I think it would be useful for the prometheus exporter to also export a metric concerning the heartbeat of the registered machines. As in, for example,
cs_machines_heartbeat_seconds{instance="example.com"} 46
similarly to how the CLI already displays this info.
/kind enhancement
Why is this needed?
It would help with seeing if the infrastructure is still intact when changes happen. For one example, we have a setup where we have to communicate across firewalls. If changes to this firewall happen by which client instances could not connect back to the LAPI, one would not know these effects except if you go looking for it.
@LuminatiHD: Thanks for opening an issue, it is currently awaiting triage.
In the meantime, you can:
- Check Crowdsec Documentation to see if your issue can be self resolved.
- You can also join our Discord.
- Check Releases to make sure your agent is on the latest version.
Details
I am a bot created to help the crowdsecurity developers manage community feedback and contributions. You can check out my manifest file to understand my behavior and what I can do. If you want to use this for your project, you can check out the BirthdayResearch/oss-governance-bot repository.
@LuminatiHD: There are no 'kind' label on this issue. You need a 'kind' label to start the triage process.
/kind feature/kind enhancement/kind bug/kind packaging
Details
I am a bot created to help the crowdsecurity developers manage community feedback and contributions. You can check out my manifest file to understand my behavior and what I can do. If you want to use this for your project, you can check out the BirthdayResearch/oss-governance-bot repository.
Hey 👋🏻
Just to ask more questions, each machine has local Prometheus metrics port which can be scraped by Prometheus. If you setup collecting all these instances, wouldnt monitoring already be covered?
However, I do see a point that this does NOT cover if the instance itself cannot connect back to the main instance.
I just wanted to get more information since the feature request was 5 words.
Hey 👋🏻
Just to ask more questions, each machine has local Prometheus metrics port which can be scraped by Prometheus. If you setup collecting all these instances, wouldnt monitoring already be covered?

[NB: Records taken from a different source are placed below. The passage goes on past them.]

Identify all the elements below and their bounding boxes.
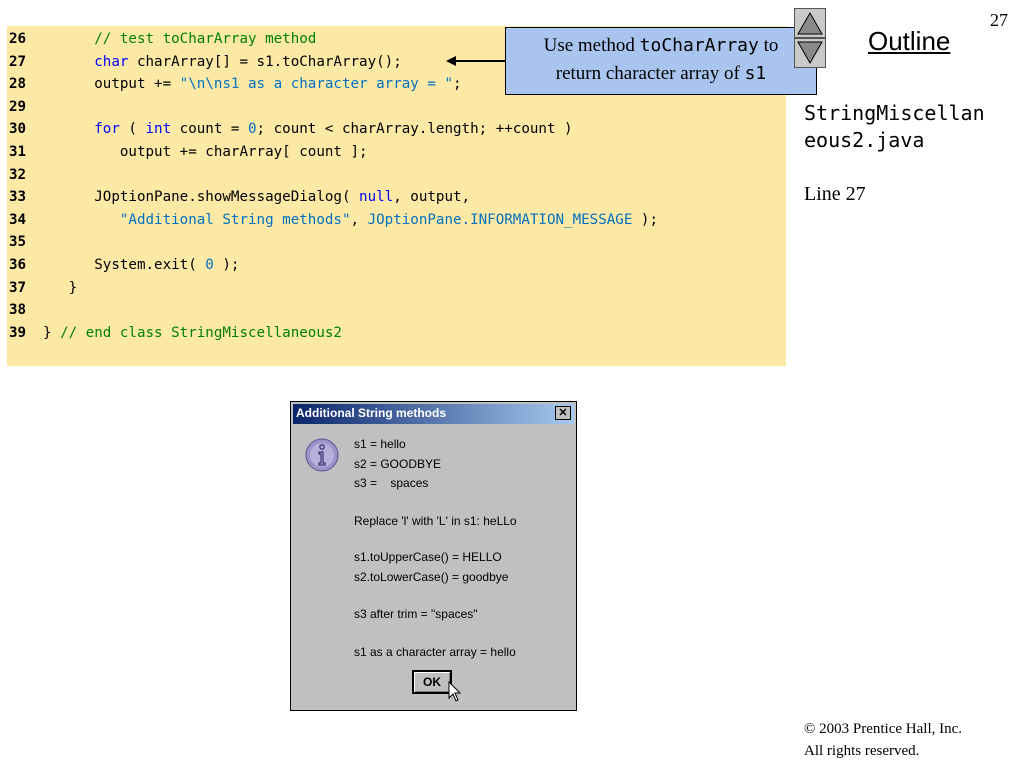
copyright: © 2003 Prentice Hall, Inc. All rights re… bbox=[804, 718, 962, 762]
filename-label: StringMiscellan eous2.java bbox=[804, 100, 1016, 154]
info-icon bbox=[305, 438, 339, 472]
code-token: ); bbox=[213, 257, 240, 273]
line-number: 28 bbox=[9, 76, 27, 93]
code-token: ); bbox=[632, 211, 659, 228]
dialog-titlebar[interactable]: Additional String methods ✕ bbox=[293, 404, 574, 424]
code-text: // test toCharArray method bbox=[43, 28, 316, 50]
copyright-line-1: © 2003 Prentice Hall, Inc. bbox=[804, 721, 963, 737]
message-line: Replace 'l' with 'L' in s1: heLLo bbox=[354, 514, 517, 528]
triangle-up-icon bbox=[797, 11, 823, 35]
message-line: s1.toUpperCase() = HELLO bbox=[354, 550, 502, 564]
line-number: 38 bbox=[9, 302, 27, 319]
code-text: } bbox=[43, 277, 78, 299]
copyright-line-2: All rights reserved. bbox=[804, 743, 920, 759]
next-slide-button[interactable] bbox=[794, 38, 826, 68]
line-number: 26 bbox=[9, 31, 27, 47]
line-number: 37 bbox=[9, 279, 27, 296]
code-text: System.exit( 0 ); bbox=[43, 254, 239, 276]
line-number: 33 bbox=[9, 189, 27, 206]
callout-arrow-head bbox=[446, 56, 456, 66]
callout-arrow-line bbox=[452, 60, 505, 62]
code-token: ; bbox=[453, 76, 462, 93]
code-token: // end class StringMiscellaneous2 bbox=[60, 324, 342, 341]
line-number: 27 bbox=[9, 53, 27, 70]
callout-text-1: Use method bbox=[543, 35, 640, 56]
callout-box: Use method toCharArray to return charact… bbox=[505, 27, 817, 95]
callout-code-1: toCharArray bbox=[639, 35, 759, 56]
outline-link[interactable]: Outline bbox=[868, 26, 950, 57]
message-line: s2.toLowerCase() = goodbye bbox=[354, 570, 509, 584]
line-reference: Line 27 bbox=[804, 183, 866, 205]
code-token: count = bbox=[171, 121, 248, 138]
code-token: JOptionPane.showMessageDialog( bbox=[43, 189, 360, 206]
code-token: ; count < charArray.length; ++count ) bbox=[256, 121, 573, 138]
code-text: "Additional String methods", JOptionPane… bbox=[43, 209, 658, 231]
line-number: 36 bbox=[9, 257, 27, 273]
line-number: 30 bbox=[9, 121, 27, 138]
code-token: } bbox=[43, 279, 78, 296]
dialog-title: Additional String methods bbox=[296, 406, 446, 420]
line-number: 35 bbox=[9, 234, 27, 251]
code-token: output += charArray[ count ]; bbox=[43, 144, 368, 160]
page-number: 27 bbox=[990, 10, 1008, 30]
callout-text-2: to bbox=[758, 35, 779, 56]
mouse-pointer-icon bbox=[448, 681, 462, 702]
close-button[interactable]: ✕ bbox=[555, 406, 571, 420]
message-line: s3 after trim = "spaces" bbox=[354, 607, 478, 621]
line-number: 31 bbox=[9, 144, 27, 160]
callout-code-2: s1 bbox=[744, 63, 767, 84]
line-number: 39 bbox=[9, 324, 27, 341]
code-token: 0 bbox=[248, 121, 257, 138]
code-text: } // end class StringMiscellaneous2 bbox=[43, 322, 342, 344]
code-token: ( bbox=[119, 121, 146, 138]
message-line: s1 as a character array = hello bbox=[354, 645, 516, 659]
filename-line-1: StringMiscellan bbox=[804, 101, 985, 125]
code-text: JOptionPane.showMessageDialog( null, out… bbox=[43, 186, 470, 208]
previous-slide-button[interactable] bbox=[794, 8, 826, 38]
code-token: "\n\ns1 as a character array = " bbox=[179, 76, 454, 93]
code-text: char charArray[] = s1.toCharArray(); bbox=[43, 51, 402, 73]
line-number: 34 bbox=[9, 211, 27, 228]
code-token: JOptionPane.INFORMATION_MESSAGE bbox=[367, 211, 633, 228]
code-text: output += "\n\ns1 as a character array =… bbox=[43, 73, 462, 95]
code-token: null bbox=[359, 189, 394, 206]
code-token: , output, bbox=[393, 189, 471, 206]
code-token: "Additional String methods" bbox=[119, 211, 351, 228]
code-token: } bbox=[43, 324, 61, 341]
ok-button[interactable]: OK bbox=[412, 670, 452, 694]
code-token: int bbox=[145, 121, 172, 138]
code-token: char bbox=[94, 53, 129, 70]
code-token: // test toCharArray method bbox=[94, 31, 317, 47]
code-token: output += bbox=[43, 76, 180, 93]
line-number: 29 bbox=[9, 98, 27, 115]
callout-text-3: return character array of bbox=[555, 63, 745, 84]
line-number: 32 bbox=[9, 166, 27, 183]
code-text: output += charArray[ count ]; bbox=[43, 141, 368, 163]
code-token: charArray[] = s1.toCharArray(); bbox=[128, 53, 402, 70]
code-text: for ( int count = 0; count < charArray.l… bbox=[43, 118, 573, 140]
triangle-down-icon bbox=[797, 41, 823, 65]
message-line: s1 = hello bbox=[354, 437, 406, 451]
message-line: s2 = GOODBYE bbox=[354, 457, 442, 471]
code-token: System.exit( bbox=[43, 257, 206, 273]
code-token: for bbox=[94, 121, 120, 138]
code-token: 0 bbox=[205, 257, 214, 273]
filename-line-2: eous2.java bbox=[804, 128, 925, 152]
message-dialog: Additional String methods ✕ s1 = hello s… bbox=[290, 401, 577, 711]
code-token: , bbox=[350, 211, 368, 228]
message-line: s3 = spaces bbox=[354, 476, 429, 490]
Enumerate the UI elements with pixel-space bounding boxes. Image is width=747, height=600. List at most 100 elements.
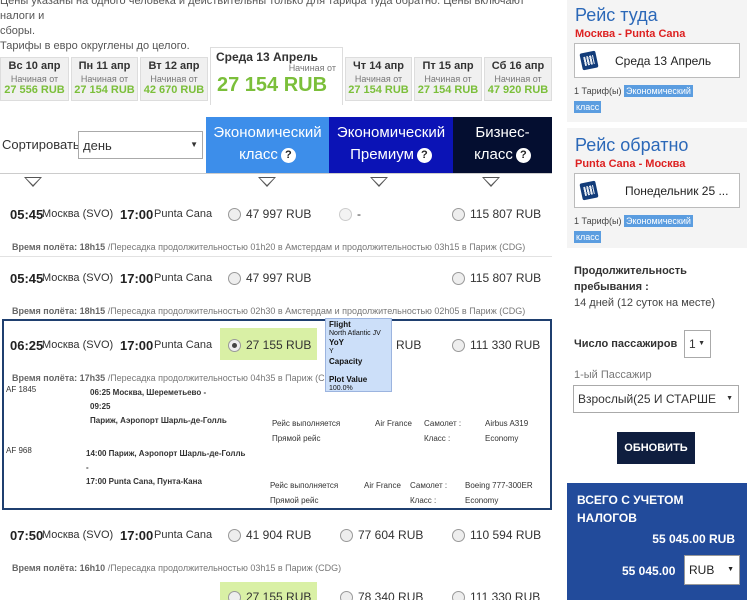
arrival-time: 17:00 bbox=[120, 271, 154, 286]
arrival-time: 17:00 bbox=[120, 207, 154, 222]
fare-radio-premium[interactable] bbox=[340, 529, 353, 542]
tariff-tag: Экономический bbox=[624, 215, 693, 227]
fare-price-economy: 27 155 RUB bbox=[246, 338, 312, 352]
booking-summary: Рейс туда Москва - Punta Cana Среда 13 А… bbox=[567, 0, 747, 600]
return-tariff: 1 Тариф(ы) Экономический класс bbox=[574, 213, 693, 245]
fare-radio-economy[interactable] bbox=[228, 272, 241, 285]
passengers-value: 1 bbox=[689, 337, 696, 351]
class-header-business[interactable]: Бизнес- класс? bbox=[453, 117, 552, 173]
fare-radio-economy[interactable] bbox=[228, 208, 241, 221]
fare-radio-economy-selected[interactable] bbox=[228, 339, 241, 352]
dropdown-arrow-icon: ▼ bbox=[698, 340, 705, 347]
date-label: Вт 12 апр bbox=[148, 60, 200, 72]
date-tab-selected[interactable]: Среда 13 Апрель Начиная от 27 154 RUB bbox=[210, 47, 343, 105]
class-value: Economy bbox=[465, 496, 499, 505]
fare-radio-business[interactable] bbox=[452, 529, 465, 542]
passenger-type-select[interactable]: Взрослый(25 И СТАРШЕ ▼ bbox=[573, 385, 739, 413]
date-tab[interactable]: Вт 12 апр Начиная от 42 670 RUB bbox=[140, 57, 208, 101]
stay-value: 14 дней (12 суток на месте) bbox=[574, 297, 716, 309]
date-label: Среда 13 Апрель bbox=[216, 50, 318, 64]
class-header-label: Бизнес- bbox=[475, 124, 530, 141]
date-tab[interactable]: Пт 15 апр Начиная от 27 154 RUB bbox=[414, 57, 482, 101]
direct-flight-label: Прямой рейс bbox=[270, 496, 319, 505]
class-header-economy[interactable]: Экономический класс? bbox=[206, 117, 329, 173]
total-price-converted: 55 045.00 bbox=[622, 564, 676, 578]
arrival-city: Punta Cana bbox=[154, 529, 213, 541]
date-tab[interactable]: Пн 11 апр Начиная от 27 154 RUB bbox=[71, 57, 138, 101]
date-from: Начиная от bbox=[80, 74, 129, 84]
date-from: Начиная от bbox=[150, 74, 198, 84]
fare-price-business: 111 330 RUB bbox=[470, 590, 541, 600]
fare-radio-premium[interactable] bbox=[340, 591, 353, 600]
fare-radio-economy[interactable] bbox=[228, 591, 241, 600]
connection-detail: /Пересадка продолжительностью 03h15 в Па… bbox=[107, 563, 342, 573]
fare-price-business: 111 330 RUB bbox=[470, 338, 541, 352]
sort-triangle-icon[interactable] bbox=[482, 177, 500, 187]
date-price: 27 154 RUB bbox=[74, 84, 135, 96]
fare-price-premium: 78 340 RUB bbox=[358, 590, 424, 600]
fare-price-business: 115 807 RUB bbox=[470, 207, 542, 221]
aircraft-type: Airbus A319 bbox=[485, 419, 529, 428]
chart-tooltip: Flight North Atlantic JV YoY Y Capacity … bbox=[325, 318, 392, 392]
date-from: Начиная от bbox=[10, 74, 59, 84]
return-date-field[interactable]: Понедельник 25 ... bbox=[574, 173, 740, 208]
tariff-count: 1 Тариф(ы) bbox=[574, 216, 622, 226]
date-tab[interactable]: Вс 10 апр Начиная от 27 556 RUB bbox=[0, 57, 69, 101]
arrival-city: Punta Cana bbox=[154, 339, 213, 351]
class-header-label: Премиум bbox=[350, 146, 414, 163]
fare-radio-business[interactable] bbox=[452, 208, 465, 221]
tariff-tag: класс bbox=[574, 231, 602, 243]
outbound-tariff: 1 Тариф(ы) Экономический класс bbox=[574, 83, 693, 115]
date-price: 27 154 RUB bbox=[217, 74, 328, 96]
sort-triangle-icon[interactable] bbox=[24, 177, 42, 187]
date-label: Пн 11 апр bbox=[78, 60, 131, 72]
help-icon[interactable]: ? bbox=[280, 148, 296, 163]
currency-value: RUB bbox=[689, 563, 715, 577]
update-button[interactable]: ОБНОВИТЬ bbox=[617, 432, 695, 464]
tooltip-label: Plot Value bbox=[329, 375, 368, 384]
sort-select[interactable]: день ▼ bbox=[78, 131, 203, 159]
fare-radio-business[interactable] bbox=[452, 272, 465, 285]
fare-radio-economy[interactable] bbox=[228, 529, 241, 542]
outbound-date-field[interactable]: Среда 13 Апрель bbox=[574, 43, 740, 78]
fare-radio-business[interactable] bbox=[452, 339, 465, 352]
passengers-select[interactable]: 1 ▼ bbox=[684, 330, 711, 358]
notice-line: Цены указаны на одного человека и действ… bbox=[0, 0, 525, 22]
total-price: 55 045.00 RUB bbox=[652, 532, 735, 546]
flight-duration: Время полёта: 18h15 /Пересадка продолжит… bbox=[12, 306, 525, 316]
aircraft-label: Самолет : bbox=[424, 419, 462, 428]
tooltip-label: YoY bbox=[329, 338, 344, 347]
return-route: Punta Cana - Москва bbox=[575, 158, 686, 170]
currency-select[interactable]: RUB ▼ bbox=[684, 555, 740, 585]
dropdown-arrow-icon: ▼ bbox=[724, 395, 733, 402]
date-tab[interactable]: Сб 16 апр Начиная от 47 920 RUB bbox=[484, 57, 552, 101]
fare-price-economy: 41 904 RUB bbox=[246, 528, 312, 542]
stay-label: пребывания : bbox=[574, 281, 649, 293]
segment-arrival-time: 09:25 bbox=[90, 402, 111, 411]
sort-triangle-icon[interactable] bbox=[258, 177, 276, 187]
date-price: 27 154 RUB bbox=[417, 84, 479, 96]
arrival-time: 17:00 bbox=[120, 338, 154, 353]
tooltip-label: Flight bbox=[329, 320, 351, 329]
fare-radio-business[interactable] bbox=[452, 591, 465, 600]
departure-city: Москва (SVO) bbox=[42, 208, 114, 220]
class-header-label: класс bbox=[474, 146, 513, 163]
help-icon[interactable]: ? bbox=[416, 148, 432, 163]
fare-radio-premium bbox=[339, 208, 352, 221]
outbound-route: Москва - Punta Cana bbox=[575, 28, 686, 40]
stay-label: Продолжительность bbox=[574, 265, 687, 277]
duration-value: 16h10 bbox=[79, 563, 106, 573]
total-title: ВСЕГО С УЧЕТОМ НАЛОГОВ bbox=[577, 491, 683, 527]
help-icon[interactable]: ? bbox=[515, 148, 531, 163]
date-price: 47 920 RUB bbox=[487, 84, 549, 96]
calendar-icon bbox=[579, 180, 599, 201]
outbound-title: Рейс туда bbox=[575, 5, 658, 25]
sort-triangle-icon[interactable] bbox=[370, 177, 388, 187]
departure-time: 07:50 bbox=[10, 528, 44, 543]
dropdown-arrow-icon: ▼ bbox=[727, 566, 734, 573]
flight-duration: Время полёта: 17h35 /Пересадка продолжит… bbox=[12, 373, 341, 383]
tooltip-value: 100.0% bbox=[329, 385, 353, 392]
departure-city: Москва (SVO) bbox=[42, 272, 114, 284]
date-tab[interactable]: Чт 14 апр Начиная от 27 154 RUB bbox=[345, 57, 412, 101]
class-header-premium[interactable]: Экономический Премиум? bbox=[329, 117, 453, 173]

However, I do see a point that this does NOT cover if the instance itself cannot connect back to the main instance.
I just wanted to get more information since the feature request was 5 words.
No problem. I updated the comment, is this more helpful?
/kind enhancement
Thank you for updating the request with a lot more details.
As stated in your other request enhancement request with the release of v1.6.0 the team has their hands full with other projects.
I have added the "good first issue" tag to indicate pull requests from everyone are welcome to resolve this.
I've just noticed that cs_lapi_machine_requests_total{route="/v1/heartbeat"} already exists. IMO, it's not that nice of a solution, as opposed to a dedicated metric, but I understand if that is enough for closing this issue.